Quand les cosmétiques sont testés... sur de la peau humaine recyclée

Recycler de la peau humaine : c'est le pari de la société Genoskin. La peau issue d'opérations de chirurgie esthétique est transformée en échantillons et utilisée pour des tests cosmétiques. Reportage.

Adélie Floch
Rédigé le
De la peau humaine pour des tests cosmétologiques  —  Le Magazine de la Santé - France 5

Plusieurs fois par semaine, dans les blocs opératoires, ce biologiste vient chercher sa matière première : de la peau humaine. "Je suis venu récupérer des fragments de peau, ce sont des déchets opératoires de plastie abdominale. Cette peau est normalement détruite et nous la récupérons pour la transformer en modèle", explique Benoît Lavabre, manager biobanque et qualité Genoskin.

Une seconde vie pour la peau

La peau tout juste sortie du bloc est placée dans une glacière. Elle provient d'un patient anciennement obèse qui se l’ai faite retirer après sa perte de poids et a décidé d’en faire don. 30 minutes plus tard, la voici dans le laboratoire de cette entreprise toulousaine, prête à être recyclée. 

"Elle est plutôt jolie, on n’a pas beaucoup de vergetures, on a quelques plis liés au sac mais ça va s’estomper en attendant un tout petit peu. Vous voyez on a de belles zones bien exploitables, parfaitement saines", commente Benoit Lavabre .

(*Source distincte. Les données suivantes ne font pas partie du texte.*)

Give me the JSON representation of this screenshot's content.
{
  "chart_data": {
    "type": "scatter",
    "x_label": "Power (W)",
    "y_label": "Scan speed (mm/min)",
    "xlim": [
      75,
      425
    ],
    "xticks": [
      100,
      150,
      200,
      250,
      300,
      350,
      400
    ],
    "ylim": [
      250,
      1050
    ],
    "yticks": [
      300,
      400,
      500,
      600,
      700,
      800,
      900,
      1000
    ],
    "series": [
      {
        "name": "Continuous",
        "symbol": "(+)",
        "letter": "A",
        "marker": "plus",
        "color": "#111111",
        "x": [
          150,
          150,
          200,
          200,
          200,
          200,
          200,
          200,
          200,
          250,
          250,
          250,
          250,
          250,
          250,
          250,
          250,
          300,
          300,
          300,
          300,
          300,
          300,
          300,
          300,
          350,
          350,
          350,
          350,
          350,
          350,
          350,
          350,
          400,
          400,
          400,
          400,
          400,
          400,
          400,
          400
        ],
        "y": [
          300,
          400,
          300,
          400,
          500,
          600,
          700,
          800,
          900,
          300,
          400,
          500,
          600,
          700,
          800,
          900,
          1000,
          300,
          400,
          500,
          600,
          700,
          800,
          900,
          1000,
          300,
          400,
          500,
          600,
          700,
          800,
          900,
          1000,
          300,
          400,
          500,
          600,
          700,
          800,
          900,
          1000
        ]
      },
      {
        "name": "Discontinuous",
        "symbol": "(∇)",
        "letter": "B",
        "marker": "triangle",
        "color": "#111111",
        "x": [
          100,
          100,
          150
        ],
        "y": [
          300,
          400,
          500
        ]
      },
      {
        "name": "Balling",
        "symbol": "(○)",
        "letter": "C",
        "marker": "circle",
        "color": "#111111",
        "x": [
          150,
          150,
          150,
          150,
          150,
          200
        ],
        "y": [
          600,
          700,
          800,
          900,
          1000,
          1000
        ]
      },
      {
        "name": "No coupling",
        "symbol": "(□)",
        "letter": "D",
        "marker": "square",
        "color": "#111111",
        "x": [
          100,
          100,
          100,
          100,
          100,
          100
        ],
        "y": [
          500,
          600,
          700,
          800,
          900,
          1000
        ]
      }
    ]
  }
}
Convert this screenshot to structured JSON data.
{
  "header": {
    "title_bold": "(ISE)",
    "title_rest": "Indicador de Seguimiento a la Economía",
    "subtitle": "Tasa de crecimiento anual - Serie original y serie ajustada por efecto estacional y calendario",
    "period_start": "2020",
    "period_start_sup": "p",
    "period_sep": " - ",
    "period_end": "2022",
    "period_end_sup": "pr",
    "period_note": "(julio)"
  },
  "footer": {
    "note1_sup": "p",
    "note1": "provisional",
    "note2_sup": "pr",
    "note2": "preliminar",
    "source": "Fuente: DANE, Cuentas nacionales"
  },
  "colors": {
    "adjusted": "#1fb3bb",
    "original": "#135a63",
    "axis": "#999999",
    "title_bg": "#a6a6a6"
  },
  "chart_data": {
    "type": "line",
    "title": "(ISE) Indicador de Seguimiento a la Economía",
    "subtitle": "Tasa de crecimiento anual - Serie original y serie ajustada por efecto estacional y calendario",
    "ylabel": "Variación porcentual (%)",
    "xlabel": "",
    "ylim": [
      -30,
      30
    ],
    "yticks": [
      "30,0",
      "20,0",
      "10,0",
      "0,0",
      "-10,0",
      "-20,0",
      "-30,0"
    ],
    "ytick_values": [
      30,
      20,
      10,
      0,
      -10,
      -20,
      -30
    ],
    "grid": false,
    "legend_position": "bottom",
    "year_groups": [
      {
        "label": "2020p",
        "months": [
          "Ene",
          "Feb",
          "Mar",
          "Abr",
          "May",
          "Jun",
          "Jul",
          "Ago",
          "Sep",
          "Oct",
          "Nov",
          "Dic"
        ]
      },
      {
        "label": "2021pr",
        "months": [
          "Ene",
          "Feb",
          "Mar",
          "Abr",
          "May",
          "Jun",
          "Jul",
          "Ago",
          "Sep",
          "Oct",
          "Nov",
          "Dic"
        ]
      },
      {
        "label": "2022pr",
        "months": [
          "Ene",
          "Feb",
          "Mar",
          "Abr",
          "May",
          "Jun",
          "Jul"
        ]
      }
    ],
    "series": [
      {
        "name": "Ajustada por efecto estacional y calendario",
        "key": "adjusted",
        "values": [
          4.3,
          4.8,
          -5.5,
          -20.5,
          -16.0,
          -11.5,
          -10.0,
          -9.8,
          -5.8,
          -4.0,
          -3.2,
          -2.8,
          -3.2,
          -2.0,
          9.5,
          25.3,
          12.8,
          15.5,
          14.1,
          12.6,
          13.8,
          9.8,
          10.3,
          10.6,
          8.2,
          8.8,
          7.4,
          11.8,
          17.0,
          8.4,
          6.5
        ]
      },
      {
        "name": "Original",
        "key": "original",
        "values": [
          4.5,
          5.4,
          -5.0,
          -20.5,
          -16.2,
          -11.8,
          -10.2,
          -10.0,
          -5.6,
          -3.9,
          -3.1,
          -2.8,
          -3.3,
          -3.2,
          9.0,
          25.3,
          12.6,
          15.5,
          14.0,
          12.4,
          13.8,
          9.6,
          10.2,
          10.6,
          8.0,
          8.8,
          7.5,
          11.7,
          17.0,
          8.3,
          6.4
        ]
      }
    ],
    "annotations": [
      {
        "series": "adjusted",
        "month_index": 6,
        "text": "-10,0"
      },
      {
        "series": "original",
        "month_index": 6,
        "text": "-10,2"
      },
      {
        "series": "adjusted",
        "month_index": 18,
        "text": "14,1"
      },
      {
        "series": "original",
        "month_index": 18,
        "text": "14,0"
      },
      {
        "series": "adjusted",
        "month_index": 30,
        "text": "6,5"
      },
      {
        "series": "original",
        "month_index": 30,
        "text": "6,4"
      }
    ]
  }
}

La peau humaine est un matériau peu commun sur lequel ce laboratoire a misé. Ici, des échantillons de peau qui serviront à des tests cosmétiques ou toxicologiques sont préparés. Avant cela, le produit passe par plusieurs étapes.

"Comme si la peau était encore sur vous"

"On cherche à conserver l’épiderme et le derme, donc on retire le gras et ce qu’on voit apparaître en blanc, c’est le derme", explique Anne Dalapa Amana, technicienne production Genoskin.

La peau est ensuite découpée pour former des échantillons de quelques centimètres.  Pour le reste, l’entreprise veut garder le secret. Ils ont mis au point une matrice, une solution gélifiée qui permet de maintenir la peau en vie jusqu’à sept jours.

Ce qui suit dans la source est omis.